If you’ve seen me over the last couple of days, you have heard me talking about "Eagle Huntress." This film is my new obsession. Aside from being one of the most beautifully shot movies I have ever seen, this movie tells an incredible story of the first-ever girl trained to be an Eagle Hunter. This tradition has been passed down over time by and to men in remote villages in Mongolia, but 13-year-old Aisholpan Nurgalv has the calling. So her dad trains her to hunt. First step: she needs an eagle. Director Otto Bell, who found out about the eagle huntress from a BBC story and showed up on their doorstep to learn more about her, takes us on Aisholpan’s journey in her first time out hunting, as well as being a part of a large fair where all the eagle hunters compete. I dare you not to be inspired.
"Trapped," on the other hand, is an American story, though it often feels like 1956 instead of 2016. Director Dawn Porter goes into clinics in the South that are being subjected to TRAP (targeted regulation of abortion providers) laws, which endanger our right to choice. This is way beyond protestors at clinics — who, by the way, are still there. This is about the systemic stripping of fundamental rights to control your own body. The lawmakers and judges across this country are successfully closing clinics by creating undue burdens upon them. The heroes of this film — the clinic owners, the clinic staff, the doctors and the lawyers — are working everyday to help women get the medical care they need. This is a powerful and infuriating look at how insidious the right wing in America has become. And yet, most of the public does not know this is happening. We need to start shouting these stories from the rooftop.
These movies and the ones I’ve written about previously have lit a fire in me. But there is no one around who gets me more excited nowadays about the future of film than Ava DuVernay. If she’s going to be somewhere I can be, I will be there. The woman exudes passion, and her work and her words show it. She held a small event for her company Array, in partnership with Indiegogo, for industry influencers to connect with each other. I was honored to be a part of it. I met amazing people doing work to make the industry more inclusive and to help amplify different stories.

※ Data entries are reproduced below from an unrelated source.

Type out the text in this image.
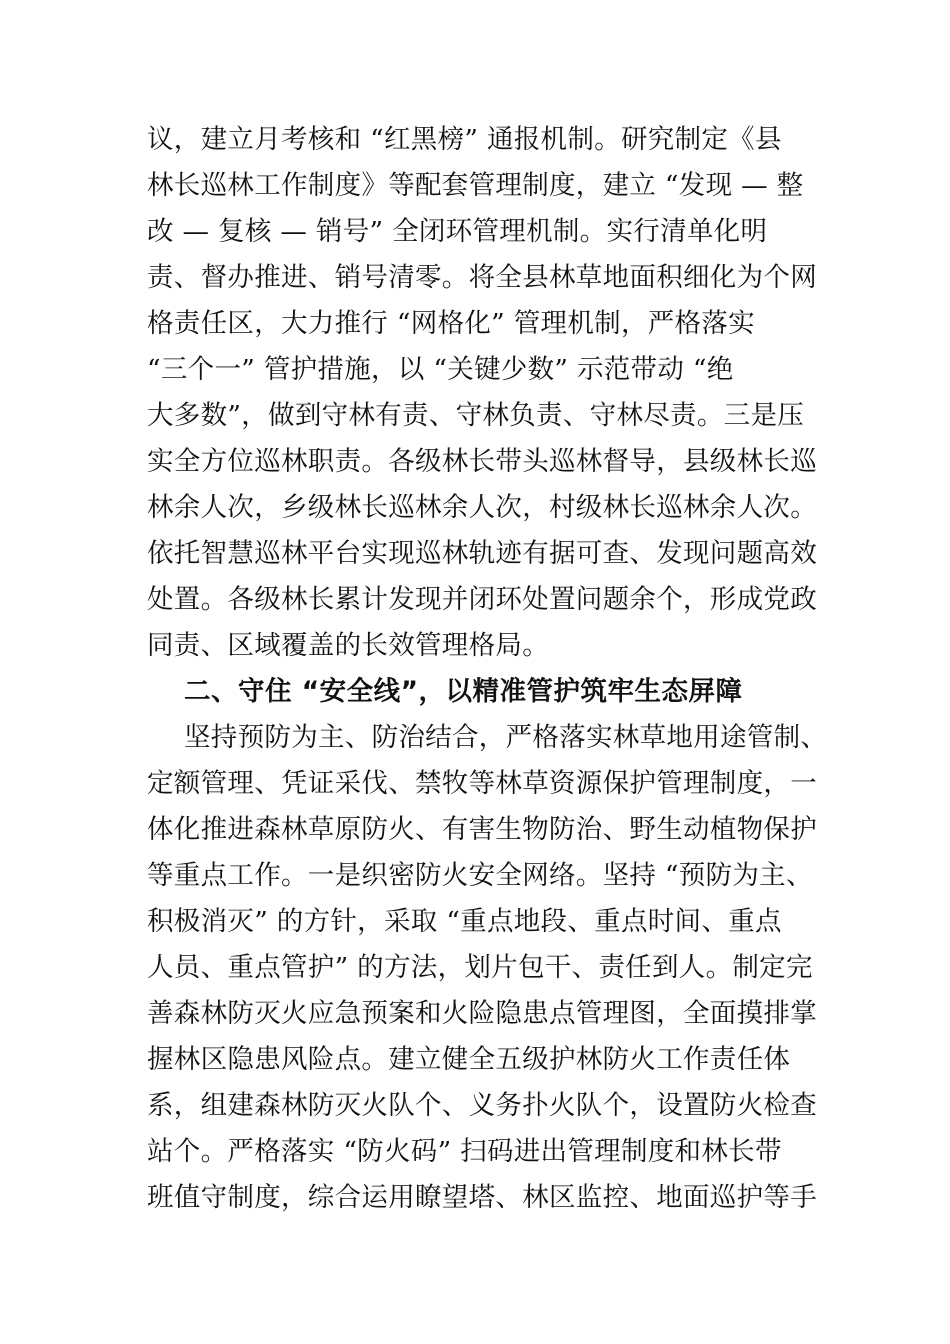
议，建立月考核和 “红黑榜” 通报机制。研究制定《县
林长巡林工作制度》等配套管理制度，建立 “发现 — 整
改 — 复核 — 销号” 全闭环管理机制。实行清单化明
责、督办推进、销号清零。将全县林草地面积细化为个网
格责任区，大力推行 “网格化” 管理机制，严格落实
“三个一” 管护措施，以 “关键少数” 示范带动 “绝
大多数”，做到守林有责、守林负责、守林尽责。三是压
实全方位巡林职责。各级林长带头巡林督导，县级林长巡
林余人次，乡级林长巡林余人次，村级林长巡林余人次。
依托智慧巡林平台实现巡林轨迹有据可查、发现问题高效
处置。各级林长累计发现并闭环处置问题余个，形成党政
同责、区域覆盖的长效管理格局。
二、守住 “安全线”，以精准管护筑牢生态屏障
坚持预防为主、防治结合，严格落实林草地用途管制、
定额管理、凭证采伐、禁牧等林草资源保护管理制度，一
体化推进森林草原防火、有害生物防治、野生动植物保护
等重点工作。一是织密防火安全网络。坚持 “预防为主、
积极消灭” 的方针，采取 “重点地段、重点时间、重点
人员、重点管护” 的方法，划片包干、责任到人。制定完
善森林防灭火应急预案和火险隐患点管理图，全面摸排掌
握林区隐患风险点。建立健全五级护林防火工作责任体
系，组建森林防灭火队个、义务扑火队个，设置防火检查
站个。严格落实 “防火码” 扫码进出管理制度和林长带
班值守制度，综合运用瞭望塔、林区监控、地面巡护等手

Ava has a way of challenging you to do better, to think differently. She talked about how when she first started directing, the only places receptive to her work were black film festivals. She has built Array, which is now distributing films by people of color and women. The film festivals they work with are key anchors in cities, so when she goes to distribute a film, she knows she can put bodies in seats. That is important. She also spoke about how after "Selma," the movies she was offered were only about the first black _____ [fill in the blank]. But that’s not what she wanted; she wanted someone to trust her and ask her what she wanted to do. The good news is that this has happened. Stay tuned for an announcement when they are ready.
And last but not least is the Horizon Awards, the brainchild of Cassian Elwes, Christine Vachon, Lynette Howell Taylor and many others, who brought four women directors at the beginning of their careers to Sundance to meet with people, screen their films and get industry professionals to look at their work. This is a full-on forward step to plug a hole in the leaky pipeline from festival to industry by giving women access to the people who can help them advance their careers. These four women — Macarena Gaona, Juliette Gosselin, Shanice Malakai Johnson and Florence Pelletier — also get a financial grant from the Adrienne Shelly Foundation.
Inspiration is everywhere at Sundance. You just need to know where to find it.